At March 21, 2009 , Blogger JacqueFromTexas said...

First, not all pro-lifers oppose IVF per se.

Only because they would be either ignorant of the dangers of IVF or inconsistent about protecting human life.

Many pro-lifers do not know that IVF claims at least a dozen babies for each that it births. If they knew that we are creating children expecting them to die, since the creation of life is designed for the hospitable environment of warm, female body rather than a cold plastic petri dish, perhaps they'd say that killing children in order to have children is an unacceptable thing.

Furthermore, those that recognize how deadly IVF is to the unborn would have to come up with some rationale as to why it is wrong to abort children but perfectly acceptable to needlessly create children in an ostentacious and deadly way- especially considering that the pro-lifers shortsided golden child (no pun intended) is the promotion of adoption.

If we had self-restraint that could function in stead of law, we wouldn't have these issues to begin with.
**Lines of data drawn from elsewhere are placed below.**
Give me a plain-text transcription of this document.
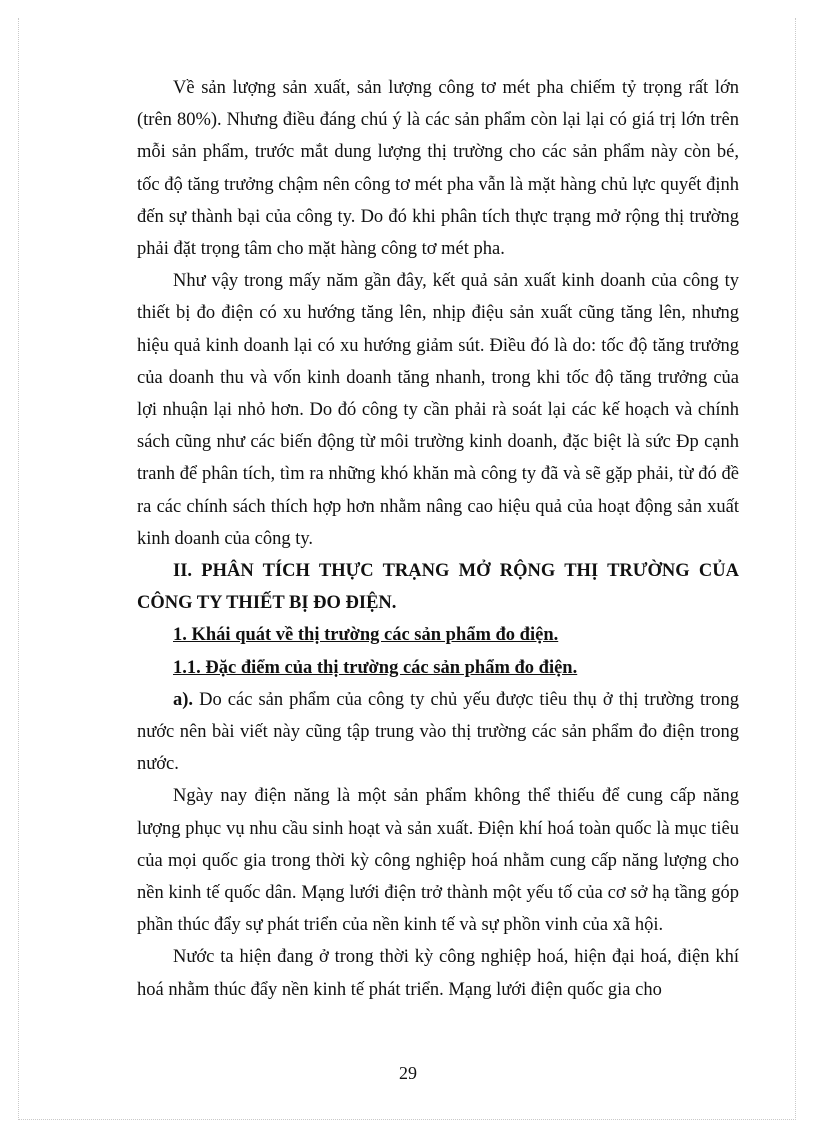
Về sản lượng sản xuất, sản lượng công tơ mét pha chiếm tỷ trọng rất lớn (trên 80%). Nhưng điều đáng chú ý là các sản phẩm còn lại lại có giá trị lớn trên mỗi sản phẩm, trước mắt dung lượng thị trường cho các sản phẩm này còn bé, tốc độ tăng trưởng chậm nên công tơ mét pha vẫn là mặt hàng chủ lực quyết định đến sự thành bại của công ty. Do đó khi phân tích thực trạng mở rộng thị trường phải đặt trọng tâm cho mặt hàng công tơ mét pha.

Như vậy trong mấy năm gần đây, kết quả sản xuất kinh doanh của công ty thiết bị đo điện có xu hướng tăng lên, nhịp điệu sản xuất cũng tăng lên, nhưng hiệu quả kinh doanh lại có xu hướng giảm sút. Điều đó là do: tốc độ tăng trưởng của doanh thu và vốn kinh doanh tăng nhanh, trong khi tốc độ tăng trưởng của lợi nhuận lại nhỏ hơn. Do đó công ty cần phải rà soát lại các kế hoạch và chính sách cũng như các biến động từ môi trường kinh doanh, đặc biệt là sức Ðp cạnh tranh để phân tích, tìm ra những khó khăn mà công ty đã và sẽ gặp phải, từ đó đề ra các chính sách thích hợp hơn nhằm nâng cao hiệu quả của hoạt động sản xuất kinh doanh của công ty.

II. PHÂN TÍCH THỰC TRẠNG MỞ RỘNG THỊ TRƯỜNG CỦA CÔNG TY THIẾT BỊ ĐO ĐIỆN.

1. Khái quát về thị trường các sản phẩm đo điện.

1.1. Đặc điểm của thị trường các sản phẩm đo điện.

a). Do các sản phẩm của công ty chủ yếu được tiêu thụ ở thị trường trong nước nên bài viết này cũng tập trung vào thị trường các sản phẩm đo điện trong nước.

Ngày nay điện năng là một sản phẩm không thể thiếu để cung cấp năng lượng phục vụ nhu cầu sinh hoạt và sản xuất. Điện khí hoá toàn quốc là mục tiêu của mọi quốc gia trong thời kỳ công nghiệp hoá nhằm cung cấp năng lượng cho nền kinh tế quốc dân. Mạng lưới điện trở thành một yếu tố của cơ sở hạ tầng góp phần thúc đẩy sự phát triển của nền kinh tế và sự phồn vinh của xã hội.

Nước ta hiện đang ở trong thời kỳ công nghiệp hoá, hiện đại hoá, điện khí hoá nhằm thúc đẩy nền kinh tế phát triển. Mạng lưới điện quốc gia cho

29
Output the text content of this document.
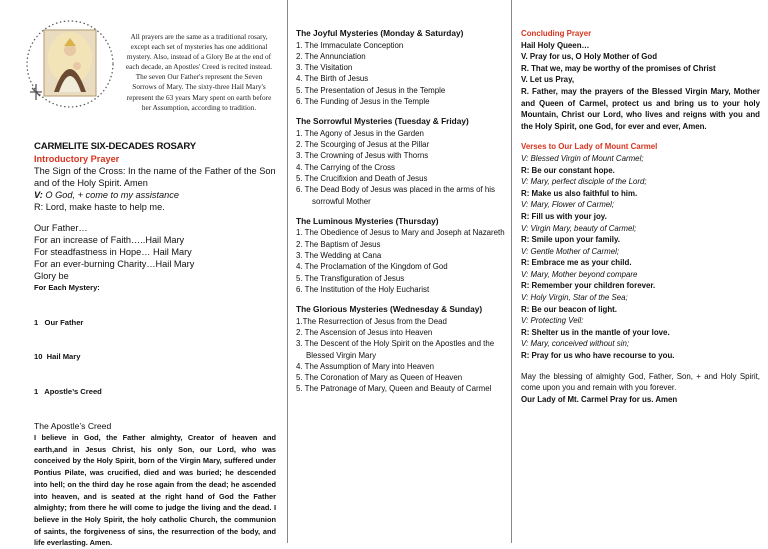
All prayers are the same as a traditional rosary, except each set of mysteries has one additional mystery. Also, instead of a Glory Be at the end of each decade, an Apostles' Creed is recited instead. The seven Our Father's represent the Seven Sorrows of Mary. The sixty-three Hail Mary's represent the 63 years Mary spent on earth before her Assumption, according to tradition.
CARMELITE SIX-DECADES ROSARY
Introductory Prayer

The Sign of the Cross: In the name of the Father of the Son and of the Holy Spirit. Amen

V: O God, + come to my assistance

R: Lord, make haste to help me.

Our Father…

For an increase of Faith…..Hail Mary

For steadfastness in Hope… Hail Mary

For an ever-burning Charity…Hail Mary

Glory be

For Each Mystery:

1   Our Father

10  Hail Mary

1   Apostle’s Creed

The Apostle’s Creed
I believe in God, the Father almighty, Creator of heaven and earth,and in Jesus Christ, his only Son, our Lord, who was conceived by the Holy Spirit, born of the Virgin Mary, suffered under Pontius Pilate, was crucified, died and was buried; he descended into hell; on the third day he rose again from the dead; he ascended into heaven, and is seated at the right hand of God the Father almighty; from there he will come to judge the living and the dead. I believe in the Holy Spirit, the holy catholic Church, the communion of saints, the forgiveness of sins, the resurrection of the body, and life everlasting. Amen.

The Joyful Mysteries (Monday & Saturday)

1. The Immaculate Conception
2. The Annunciation
3. The Visitation
4. The Birth of Jesus
5. The Presentation of Jesus in the Temple
6. The Funding of Jesus in the Temple

The Sorrowful Mysteries (Tuesday & Friday)

1. The Agony of Jesus in the Garden
2. The Scourging of Jesus at the Pillar
3. The Crowning of Jesus with Thorns
4. The Carrying of the Cross
5. The Crucifixion and Death of Jesus
6. The Dead Body of Jesus was placed in the arms of his sorrowful Mother

The Luminous Mysteries (Thursday)

1. The Obedience of Jesus to Mary and Joseph at Nazareth
2. The Baptism of Jesus
3. The Wedding at Cana
4. The Proclamation of the Kingdom of God
5. The Transfiguration of Jesus
6. The Institution of the Holy Eucharist

The Glorious Mysteries (Wednesday & Sunday)

1.The Resurrection of Jesus from the Dead
2. The Ascension of Jesus into Heaven
3. The Descent of the Holy Spirit on the Apostles and the Blessed Virgin Mary
4. The Assumption of Mary into Heaven
5. The Coronation of Mary as Queen of Heaven
5. The Patronage of Mary, Queen and Beauty of Carmel
Concluding Prayer
Hail Holy Queen…
V. Pray for us, O Holy Mother of God
R. That we, may be worthy of the promises of Christ
V. Let us Pray,
R. Father, may the prayers of the Blessed Virgin Mary, Mother and Queen of Carmel, protect us and bring us to your holy Mountain, Christ our Lord, who lives and reigns with you and the Holy Spirit, one God, for ever and ever, Amen.
Verses to Our Lady of Mount Carmel
V: Blessed Virgin of Mount Carmel;
R: Be our constant hope.
V: Mary, perfect disciple of the Lord;
R: Make us also faithful to him.
V: Mary, Flower of Carmel;
R: Fill us with your joy.
V: Virgin Mary, beauty of Carmel;
R: Smile upon your family.
V: Gentle Mother of Carmel;
R: Embrace me as your child.
V: Mary, Mother beyond compare
R: Remember your children forever.
V: Holy Virgin, Star of the Sea;
R: Be our beacon of light.
V: Protecting Veil:
R: Shelter us in the mantle of your love.
V: Mary, conceived without sin;
R: Pray for us who have recourse to you.
May the blessing of almighty God, Father, Son, + and Holy Spirit, come upon you and remain with you forever.
Our Lady of Mt. Carmel Pray for us. Amen
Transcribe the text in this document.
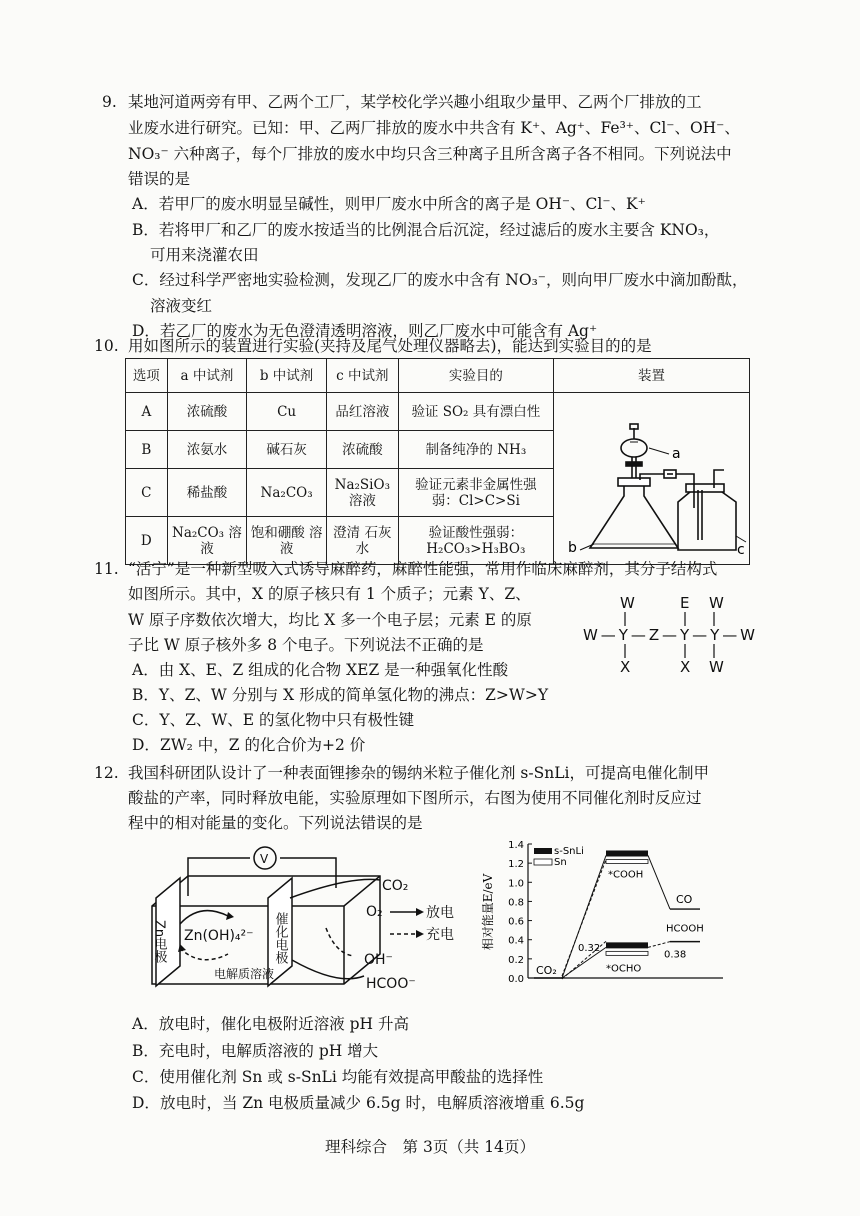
9. 某地河道两旁有甲、乙两个工厂，某学校化学兴趣小组取少量甲、乙两个厂排放的工
业废水进行研究。已知：甲、乙两厂排放的废水中共含有 K⁺、Ag⁺、Fe³⁺、Cl⁻、OH⁻、
NO₃⁻ 六种离子，每个厂排放的废水中均只含三种离子且所含离子各不相同。下列说法中
错误的是
A．若甲厂的废水明显呈碱性，则甲厂废水中所含的离子是 OH⁻、Cl⁻、K⁺
B．若将甲厂和乙厂的废水按适当的比例混合后沉淀，经过滤后的废水主要含 KNO₃，
可用来浇灌农田
C．经过科学严密地实验检测，发现乙厂的废水中含有 NO₃⁻，则向甲厂废水中滴加酚酞，
溶液变红
D．若乙厂的废水为无色澄清透明溶液，则乙厂废水中可能含有 Ag⁺
10. 用如图所示的装置进行实验(夹持及尾气处理仪器略去)，能达到实验目的的是
选项	a 中试剂	b 中试剂	c 中试剂	实验目的	装置
A	浓硫酸	Cu	品红溶液	验证 SO₂ 具有漂白性	a
b c

B	浓氨水	碱石灰	浓硫酸	制备纯净的 NH₃	
C	稀盐酸	Na₂CO₃	Na₂SiO₃ 溶液	验证元素非金属性强 弱：Cl>C>Si	
D	Na₂CO₃ 溶液	饱和硼酸 溶液	澄清 石灰水	验证酸性强弱： H₂CO₃>H₃BO₃	
11. “活宁”是一种新型吸入式诱导麻醉药，麻醉性能强，常用作临床麻醉剂，其分子结构式
如图所示。其中，X 的原子核只有 1 个质子；元素 Y、Z、
W 原子序数依次增大，均比 X 多一个电子层；元素 E 的原
子比 W 原子核外多 8 个电子。下列说法不正确的是
A．由 X、E、Z 组成的化合物 XEZ 是一种强氧化性酸
B．Y、Z、W 分别与 X 形成的简单氢化物的沸点：Z>W>Y
C．Y、Z、W、E 的氢化物中只有极性键
D．ZW₂ 中，Z 的化合价为+2 价
W	E W
W—Y—Z—Y—Y—W
X	X W
12. 我国科研团队设计了一种表面锂掺杂的锡纳米粒子催化剂 s-SnLi，可提高电催化制甲
酸盐的产率，同时释放电能，实验原理如下图所示，右图为使用不同催化剂时反应过
程中的相对能量的变化。下列说法错误的是
V
Zn电极	催化电极
Zn(OH)₄²⁻
电解质溶液
CO₂
O₂	放电
充电
OH⁻
HCOO⁻	0.0
0.2
0.4
0.6
0.8
1.0
1.2
1.4
CO₂
*COOH
CO
*OCHO
HCOOH
0.32
0.38
相对能量E/eV
s-SnLi
Sn
A．放电时，催化电极附近溶液 pH 升高
B．充电时，电解质溶液的 pH 增大
C．使用催化剂 Sn 或 s-SnLi 均能有效提高甲酸盐的选择性
D．放电时，当 Zn 电极质量减少 6.5g 时，电解质溶液增重 6.5g
理科综合　第 3页（共 14页）
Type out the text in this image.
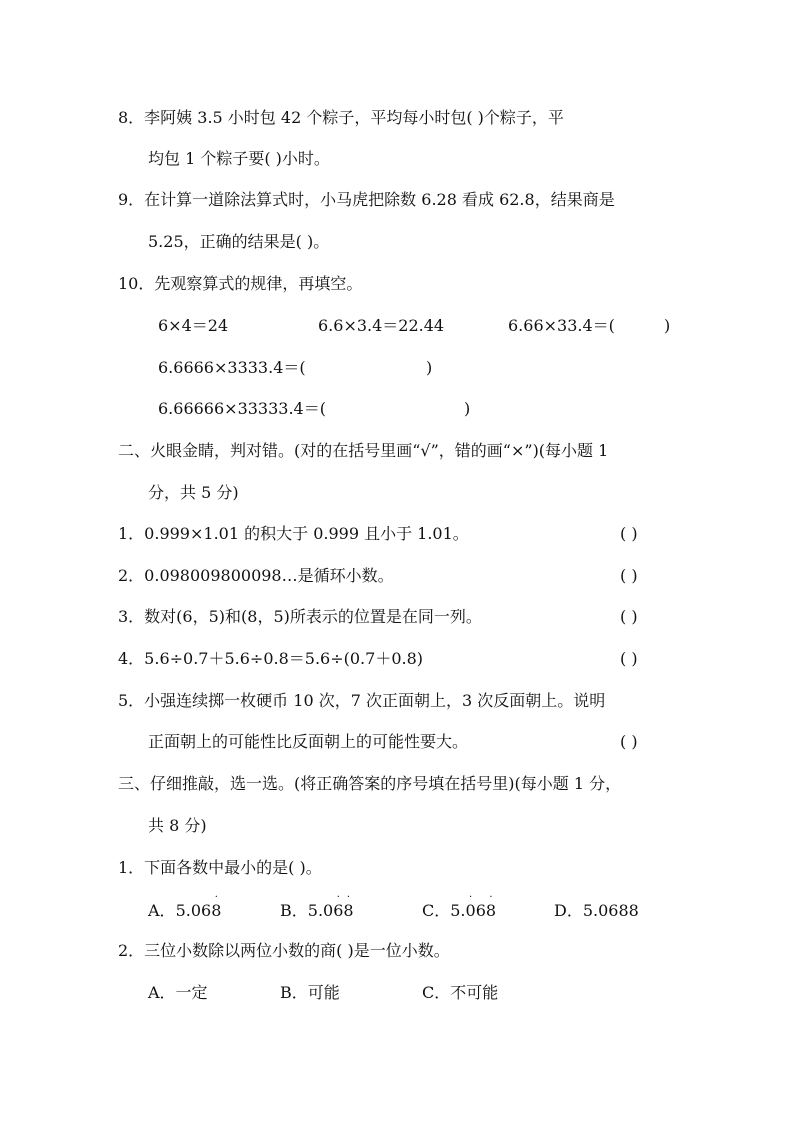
8．李阿姨 3.5 小时包 42 个粽子，平均每小时包( )个粽子，平
均包 1 个粽子要( )小时。
9．在计算一道除法算式时，小马虎把除数 6.28 看成 62.8，结果商是
5.25，正确的结果是( )。
10．先观察算式的规律，再填空。
6×4＝24	6.6×3.4＝22.44	6.66×33.4＝(	)
6.6666×3333.4＝(	)
6.66666×33333.4＝(	)
二、火眼金睛，判对错。(对的在括号里画“√”，错的画“×”)(每小题 1
分，共 5 分)
1．0.999×1.01 的积大于 0.999 且小于 1.01。	( )
2．0.098009800098…是循环小数。	( )
3．数对(6，5)和(8，5)所表示的位置是在同一列。	( )
4．5.6÷0.7＋5.6÷0.8＝5.6÷(0.7＋0.8)	( )
5．小强连续掷一枚硬币 10 次，7 次正面朝上，3 次反面朝上。说明
正面朝上的可能性比反面朝上的可能性要大。	( )
三、仔细推敲，选一选。(将正确答案的序号填在括号里)(每小题 1 分，
共 8 分)
1．下面各数中最小的是( )。
A．5.06
·
8	B．5.0
·
6
·
8	C．5.
·
06
·
8	D．5.0688
2．三位小数除以两位小数的商( )是一位小数。
A．一定	B．可能	C．不可能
Law was never meant to fetter the good person, but protect the good person against the bad person.

 
At March 22, 2009 , Anonymous Anonymous said...

I doubt that the issue of IVF is an issue of "entitlement to hyper control every and all aspects of our reproductive lives", per se, so much as it is an issue of conquering nature. Despite the continuing insistence from the radical left that we need to stop attempting to dominate the natural world, they continue to press for freedom from the medical ills that may bind us.

IVF is just another example of the infantile behavior that comes so naturally to humans. Rather than accepting that they (or she, as more single women are seeking IVF) are infertile, they stomp their feet and decry the indignity of it. Now we must bend nature to our human whims, rather than accepting that, perhaps, we simply weren't meant to bear children.

It is the natural course of things that a woman have children young, while she is healthy. All things relating to reproduction point to this. But, again, we desire to conquer nature and insist that we must have children later in life. This leads people to first utilize birth control (chemicals); when that fails, they fall back on surgery (abortion) to remove the inconsequential being; after years of this cycle to one degree or another, we decide it's finally time to reproduce, but nature is no longer willing to give us what we want. So once again we fall back on science and force it via IVF.

And *shock* the medical establishment is there every step of the way to ensure nature does just as we demand!

 
At March 23, 2009 , Blogger Cindy Willmot said...

The real issue is much deeper than self restraint or scientific advancement. At some point in our history, we began to deny that children are blessings from God--a gift freely given to whomever God chooses. We began to view children as "responsibilities" or "obligations" and therefore desiring of ways to better prepare ourselves for these "responsibilities." It was in this vein that science gave us birth control pills--the scientific way to avoid adding any more "responsibilities" to the household. Abortion soon followed logically because if one was taking care to avoid the "responsibility" to begin with, she shouldn't have that "responsibility" forced onto her. Couple this view of children with the belief that couples have a RIGHT to their own biological children and wham---IVF. Most Christians I know, even Catholics, are not opposed to IVF because it alleviates the suffering of infertile couples and, after all, they are financially capable of handling the "responsibility" of parenthood. Those of us who are fertile with several children are viewed by this crowd as greedy or irrational. After all, in these economic times, how can one handle the "responsibility" of raising 6 or 7 children. Surely 2 or 3 is enough. We have reduced our precious children to commodities--things we desire, accumulate, acquire, or collect. Science feeds it. Christians embrace it. Only the Church is faithful....

 
At March 23, 2009 , Blogger Unknown said...

Well we disrespect nature when we experiment on animals, and it ends up like this.